Société Mycologique du Pays de Montbeliard - Bulletin n° 6 - 2000
Amanita echinocephala var. subbeillei (Neville & poumarat] traverso
INTRODUCTION
Cette espèce extrêmement rare sous nos latitudes, diffère du type par la coloration café au lait/noisette des lames. II se peut que ce soit la première récolte non méridionale en France. La présence d'un anneau membraneux permet de mettre de côté les épithètes strobliliformis et boudieri (qui possèdent un anneau crèmeux-fugace). Enfin, Ie rapport L/l des spores rend possible I'éviction de Amanita gracilior (qui possèdent des spores plus étroitement elliptiques avec un Q pouvant aller jusqu'a 1,8).
RECOLTE
Deux exemplaires récoltés sous Fagus Ie 14 octobre 1999 à Valentigney " Les Buis " [MEN 3522 B], alt. 400m. Le terrain est calcaire de type Kimméridgien inférieur, faciès séquanien. Le calcaire est ici crayeux, à strates mal définies [repère J7d].
MACROSCOPIE
Description des exemplaires récoltés – Voir planche macro et spores.

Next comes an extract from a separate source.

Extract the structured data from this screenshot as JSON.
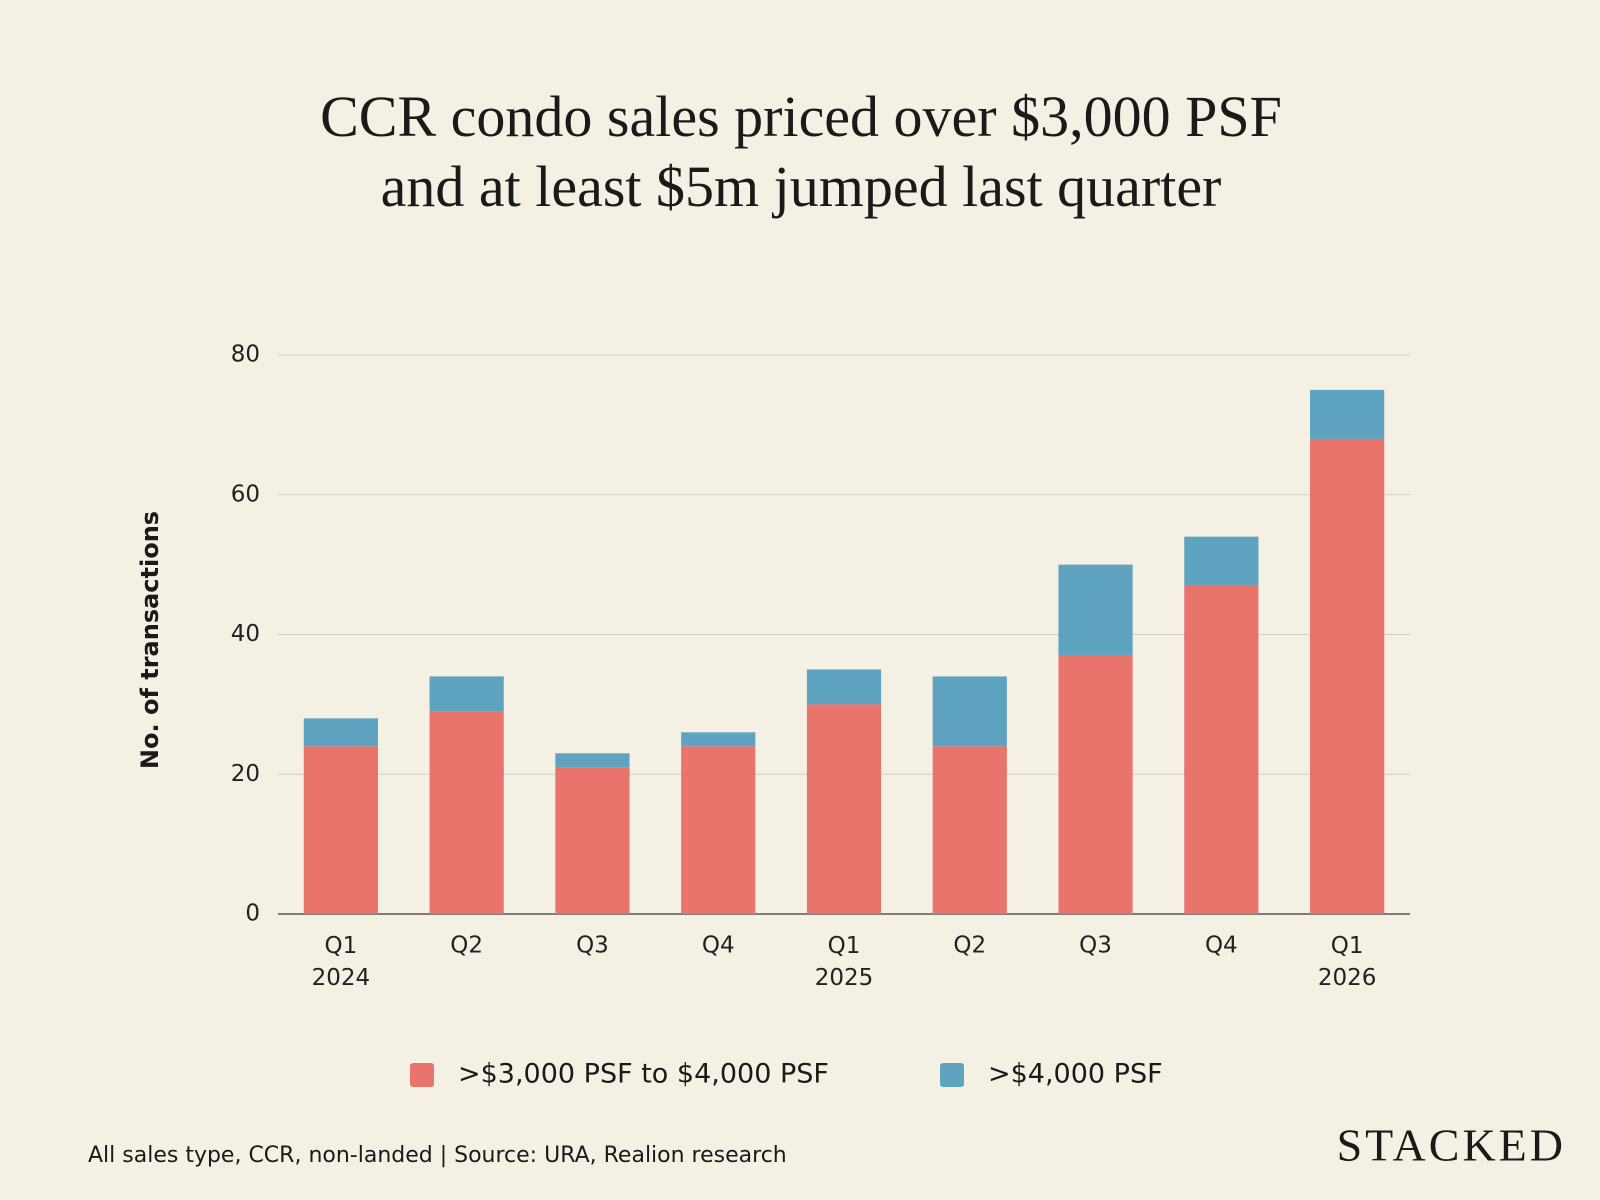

· Chapeaux à marge épaisse (90 et 65 mm de diamètre) convexes à aplanis, crème- ivoire chez I'exemplaire le plus jeune, gris perle chez le second. Surface recouverte de verrues coniques dressées plus ou moins concolores assez denses et hautes jusqu'à 15 mm. Marge légèrement débordante.
· Lames libres à sublibres, serrées, beige-isabelle à café au lait soutenu, brun argilacé, à brun chocolat quelques heures après la récolte (couleur persistant chez les exsiccata), larges jusqu'a 9 mm. Arête denticulée.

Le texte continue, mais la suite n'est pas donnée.